Where the film does really shine however is its sound design. The screams of the monsters, the tumbling of the buildings and insanely heavy footsteps bring about some truly excellent moments as the monsters seemingly exist in the world around you. Hearing this film on a quality sound system is vital to its enjoyment. The rest of the film is enjoyable enough but much of the spectacle is lost without surround sound allowing you to hear every roar, punch and atomic breath in all of its glory.
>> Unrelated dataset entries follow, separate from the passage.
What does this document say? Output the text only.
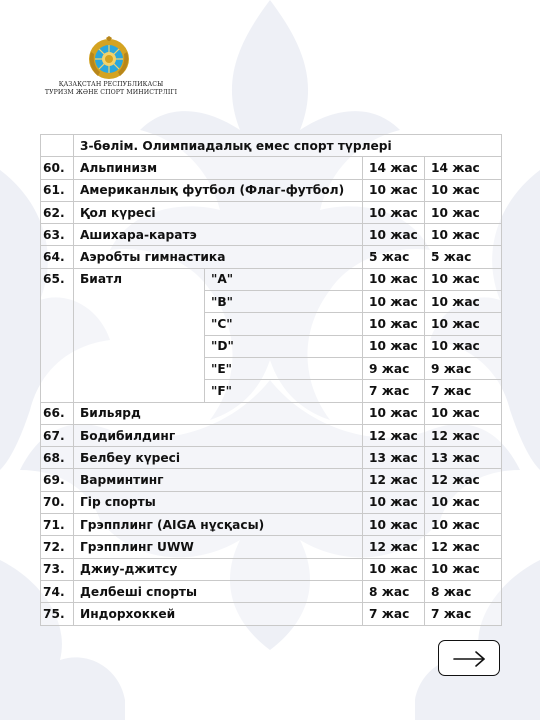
ҚАЗАҚСТАН РЕСПУБЛИКАСЫ
ТУРИЗМ ЖӘНЕ СПОРТ МИНИСТРЛІГІ
	3-бөлім. Олимпиадалық емес спорт түрлері			
60.	Альпинизм		14 жас	14 жас
61.	Американлық футбол (Флаг-футбол)		10 жас	10 жас
62.	Қол күресі		10 жас	10 жас
63.	Ашихара-каратэ		10 жас	10 жас
64.	Аэробты гимнастика		5 жас	5 жас
65.	Биатл	"A"	10 жас	10 жас
		"B"	10 жас	10 жас
		"C"	10 жас	10 жас
		"D"	10 жас	10 жас
		"E"	9 жас	9 жас
		"F"	7 жас	7 жас
66.	Бильярд		10 жас	10 жас
67.	Бодибилдинг		12 жас	12 жас
68.	Белбеу күресі		13 жас	13 жас
69.	Варминтинг		12 жас	12 жас
70.	Гір спорты		10 жас	10 жас
71.	Грэпплинг (AIGA нұсқасы)		10 жас	10 жас
72.	Грэпплинг UWW		12 жас	12 жас
73.	Джиу-джитсу		10 жас	10 жас
74.	Делбеші спорты		8 жас	8 жас
75.	Индорхоккей		7 жас	7 жас
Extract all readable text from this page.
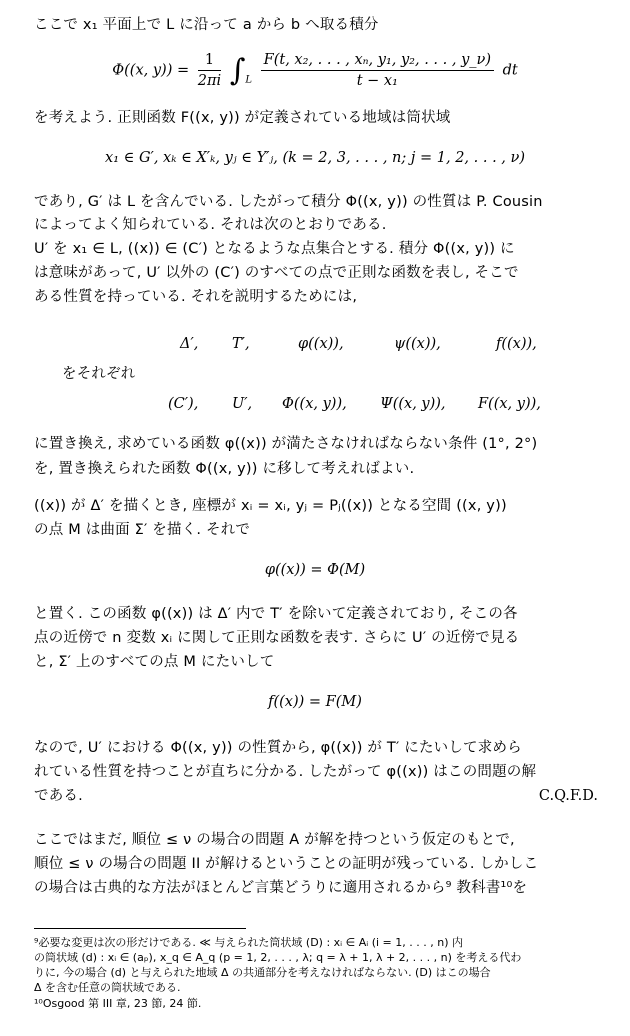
ここで x₁ 平面上で L に沿って a から b へ取る積分
Φ((x, $y)) = \frac{1}{2\pi i} \int_L \frac{\text{F(t, x₂, . . . , xₙ, y₁, y₂, . . . , y\_ν)}}{\text{t − x₁}}$ dt
を考えよう. 正則函数 F((x, y)) が定義されている地域は筒状域
x₁ ∈ G′, xₖ ∈ X′ₖ, yⱼ ∈ Y′ⱼ, (k = 2, 3, . . . , n; j = 1, 2, . . . , ν)
であり, G′ は L を含んでいる. したがって積分 Φ((x, y)) の性質は P. Cousin
によってよく知られている. それは次のとおりである.
U′ を x₁ ∈ L, ((x)) ∈ (C′) となるような点集合とする. 積分 Φ((x, y)) に
は意味があって, U′ 以外の (C′) のすべての点で正則な函数を表し, そこで
ある性質を持っている. それを説明するためには,
Δ′, T′,	φ((x)),	ψ((x)),	f((x)),
をそれぞれ
(C′), U′, Φ((x, y)), Ψ((x, y)), F((x, y)),
に置き換え, 求めている函数 φ((x)) が満たさなければならない条件 (1°, 2°)
を, 置き換えられた函数 Φ((x, y)) に移して考えればよい.
((x)) が Δ′ を描くとき, 座標が xᵢ = xᵢ, yⱼ = Pⱼ((x)) となる空間 ((x, y))
の点 M は曲面 Σ′ を描く. それで
φ((x)) = Φ(M)
と置く. この函数 φ((x)) は Δ′ 内で T′ を除いて定義されており, そこの各
点の近傍で n 変数 xᵢ に関して正則な函数を表す. さらに U′ の近傍で見る
と, Σ′ 上のすべての点 M にたいして
f((x)) = F(M)
なので, U′ における Φ((x, y)) の性質から, φ((x)) が T′ にたいして求めら
れている性質を持つことが直ちに分かる. したがって φ((x)) はこの問題の解
である.	C.Q.F.D.
ここではまだ, 順位 ≤ ν の場合の問題 A が解を持つという仮定のもとで,
順位 ≤ ν の場合の問題 II が解けるということの証明が残っている. しかしこ
の場合は古典的な方法がほとんど言葉どうりに適用されるから⁹ 教科書¹⁰を
⁹必要な変更は次の形だけである. ≪ 与えられた筒状域 (D) : xᵢ ∈ Aᵢ (i = 1, . . . , n) 内
の筒状域 (d) : xᵢ ∈ (aₚ), x_q ∈ A_q (p = 1, 2, . . . , λ; q = λ + 1, λ + 2, . . . , n) を考える代わ
りに, 今の場合 (d) と与えられた地域 Δ の共通部分を考えなければならない. (D) はこの場合
Δ を含む任意の筒状域である.
¹⁰Osgood 第 III 章, 23 節, 24 節.
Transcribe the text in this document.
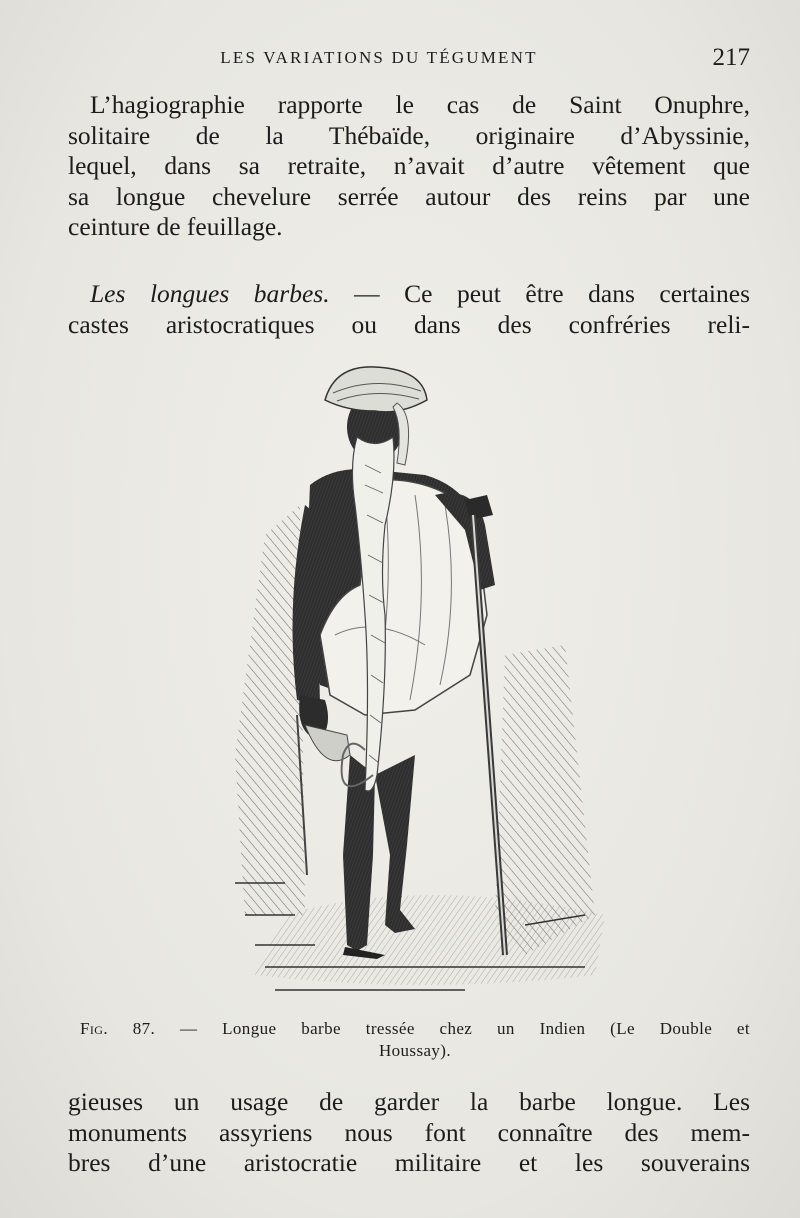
LES VARIATIONS DU TÉGUMENT	217
L’hagiographie rapporte le cas de Saint Onuphre,
solitaire de la Thébaïde, originaire d’Abyssinie,
lequel, dans sa retraite, n’avait d’autre vêtement que
sa longue chevelure serrée autour des reins par une
ceinture de feuillage.
Les longues barbes. — Ce peut être dans certaines
castes aristocratiques ou dans des confréries reli-
Fig. 87. — Longue barbe tressée chez un Indien (Le Double et
Houssay).
gieuses un usage de garder la barbe longue. Les
monuments assyriens nous font connaître des mem-
bres d’une aristocratie militaire et les souverains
Godzilla: King of the Monsters is a perfectly serviceable addition to the Warner Bros. ever growing “Monsters” universe. On par with Godzilla (2014) and better than Kong: Skull Island, (2017) King of the Monsters moves the story of the franchise along in a fine way that doesn’t offer up anything particularly special but also nothing particularly terrible. It’s an adequately enjoyable spectacle, especially in relation to its sound design, even if the cast not directed all that well. It’ll be interesting to see how the next film that is hinted to in this stands up against the rest of the films in the franchise and this film does well enough to hold interest and begin building excitement for the next installment.